The solution here is not to encourage women to ‘lean in’ (yet again) and use just as much AI in their day-to-day lives and work as men do. The solution is for the rest of the world to take women’s caution and the concerns of other marginalised groups seriously.
Of course, women’s underrepresentation in AI development and leadership is part of the problem, too. You can’t claim to be building a ‘revolutionary’ and ‘society-equalising’ technology when the people designing and governing it represent only a sliver of it. What you get instead is a technology destined to reproduce the very same inequalities and hierarchies that led to this situation in the first place.

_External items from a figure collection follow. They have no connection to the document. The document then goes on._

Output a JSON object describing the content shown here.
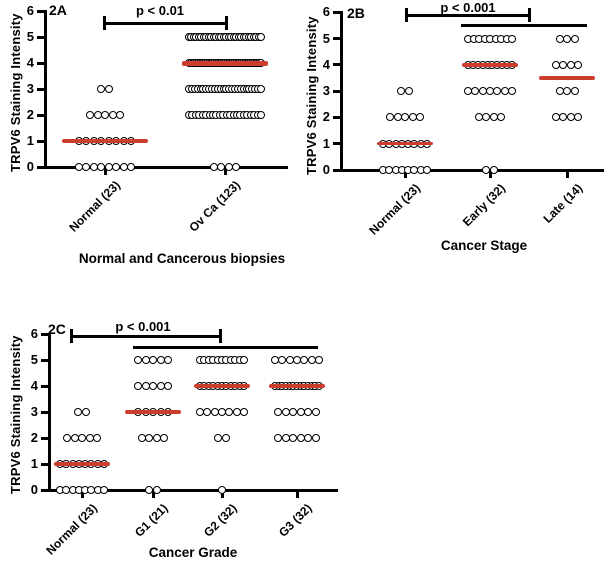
{
  "figure": {
    "background_color": "#ffffff",
    "axis_color": "#000000",
    "dot_fill_color": "#ffffff",
    "dot_stroke_color": "#000000",
    "median_color": "#cc3d2e"
  },
  "chart_data": [
    {
      "type": "scatter",
      "panel_tag": "2A",
      "ylabel": "TRPV6 Staining Intensity",
      "xlabel": "Normal and Cancerous biopsies",
      "ylim": [
        0,
        6
      ],
      "yticks": [
        0,
        1,
        2,
        3,
        4,
        5,
        6
      ],
      "grid": false,
      "categories": [
        "Normal (23)",
        "Ov Ca (123)"
      ],
      "groups": [
        {
          "label": "Normal (23)",
          "n": 23,
          "points": {
            "0": 8,
            "1": 8,
            "2": 5,
            "3": 2
          },
          "median": 1
        },
        {
          "label": "Ov Ca (123)",
          "n": 123,
          "points": {
            "0": 4,
            "2": 22,
            "3": 26,
            "4": 41,
            "5": 30
          },
          "median": 4
        }
      ],
      "significance": [
        {
          "label": "p < 0.01",
          "groups": [
            "Normal (23)",
            "Ov Ca (123)"
          ]
        }
      ]
    },
    {
      "type": "scatter",
      "panel_tag": "2B",
      "ylabel": "TRPV6 Staining Intensity",
      "xlabel": "Cancer Stage",
      "ylim": [
        0,
        6
      ],
      "yticks": [
        0,
        1,
        2,
        3,
        4,
        5,
        6
      ],
      "grid": false,
      "categories": [
        "Normal (23)",
        "Early (32)",
        "Late (14)"
      ],
      "groups": [
        {
          "label": "Normal (23)",
          "n": 23,
          "points": {
            "0": 8,
            "1": 8,
            "2": 5,
            "3": 2
          },
          "median": 1
        },
        {
          "label": "Early (32)",
          "n": 32,
          "points": {
            "0": 2,
            "2": 4,
            "3": 7,
            "4": 10,
            "5": 9
          },
          "median": 4
        },
        {
          "label": "Late (14)",
          "n": 14,
          "points": {
            "2": 4,
            "3": 3,
            "4": 4,
            "5": 3
          },
          "median": 3.5
        }
      ],
      "significance": [
        {
          "label": "p < 0.001",
          "groups": [
            "Normal (23)",
            "Early (32)"
          ]
        },
        {
          "label": "",
          "groups": [
            "Early (32)",
            "Late (14)"
          ]
        }
      ]
    },
    {
      "type": "scatter",
      "panel_tag": "2C",
      "ylabel": "TRPV6 Staining Intensity",
      "xlabel": "Cancer Grade",
      "ylim": [
        0,
        6
      ],
      "yticks": [
        0,
        1,
        2,
        3,
        4,
        5,
        6
      ],
      "grid": false,
      "categories": [
        "Normal (23)",
        "G1 (21)",
        "G2 (32)",
        "G3 (32)"
      ],
      "groups": [
        {
          "label": "Normal (23)",
          "n": 23,
          "points": {
            "0": 8,
            "1": 8,
            "2": 5,
            "3": 2
          },
          "median": 1
        },
        {
          "label": "G1 (21)",
          "n": 21,
          "points": {
            "0": 2,
            "2": 4,
            "3": 5,
            "4": 5,
            "5": 5
          },
          "median": 3
        },
        {
          "label": "G2 (32)",
          "n": 32,
          "points": {
            "0": 1,
            "2": 2,
            "3": 7,
            "4": 11,
            "5": 11
          },
          "median": 4
        },
        {
          "label": "G3 (32)",
          "n": 32,
          "points": {
            "2": 6,
            "3": 6,
            "4": 13,
            "5": 7
          },
          "median": 4
        }
      ],
      "significance": [
        {
          "label": "p < 0.001",
          "groups": [
            "Normal (23)",
            "G2 (32)"
          ]
        },
        {
          "label": "",
          "groups": [
            "G1 (21)",
            "G3 (32)"
          ]
        }
      ]
    }
  ]
}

Perhaps on another, far more egalitarian planet, a technology like AI could truly be the ‘great equaliser’ some imagine it to be. Perhaps there, it could actually lead to better outcomes for everyone. But sadly, we don’t live there; we live here.
And any technology we come up with is automatically plugged into the social machinery of this world and this reality. The two evolve together and feed into each other, mirroring all that’s good and all that’s ugly.
Women’s scepticism about AI, and our reluctance to use it, may ultimately be just scepticism about the state of everything else around us.



I’m a GenX woman and tried some AI apps and found them vastly inferior to my own abilities in writing and pretty much anything else I need to do. I don’t use it for research or fact checking because my own skills are better and it is frequently just WRONG or makes up random bullshit. Fixing its stupid mistakes wastes tons of time. I have plenty of meatspace hobbies, good social skills and actual IRL friends so I don’t need to talk to an inanimate text extruder for social interaction, and I value my privacy. Plus as an editor I’m acutely aware of the scraping and plagiarism that comes with AI usage and do everything I can to protect myself and my clients from intellectual property theft. The (mostly men) who build these tools have a broken moral compass and no understanding of consent, so no thanks on that front. My YA daughter is a STEM student who loves AI technology for advanced mathematics, improving radio telescope imaging etc. but doesn’t use LLMs “because it’s cheating, they are creepy and dumb and I’m a much better writer anyway and why would I just give some robot stranger my personal information?!”. Women are generally smarter, more industrious, conscientious and thoughtful of the potential consequences of our actions than men, because in a world populated with predatory men and corporations a mistake could literally cost us our lives. 🎤 BOOM 💥
The other big reason is that AI seems like a narcissistic gaslighting love-bombing tool. It’s overly helpful and flattering (“That’s an astute point you’ve made about…”) but at the same time, it is a people pleaser and lies through its teeth. I’ve had so many interactions with it where I have asked it questions that it fabricated data for, hallucinated, etc. AI seems like every abusive boyfriend - charming and offering the world only to gaslight and lie. AI apologies to me over and over but keeps lying!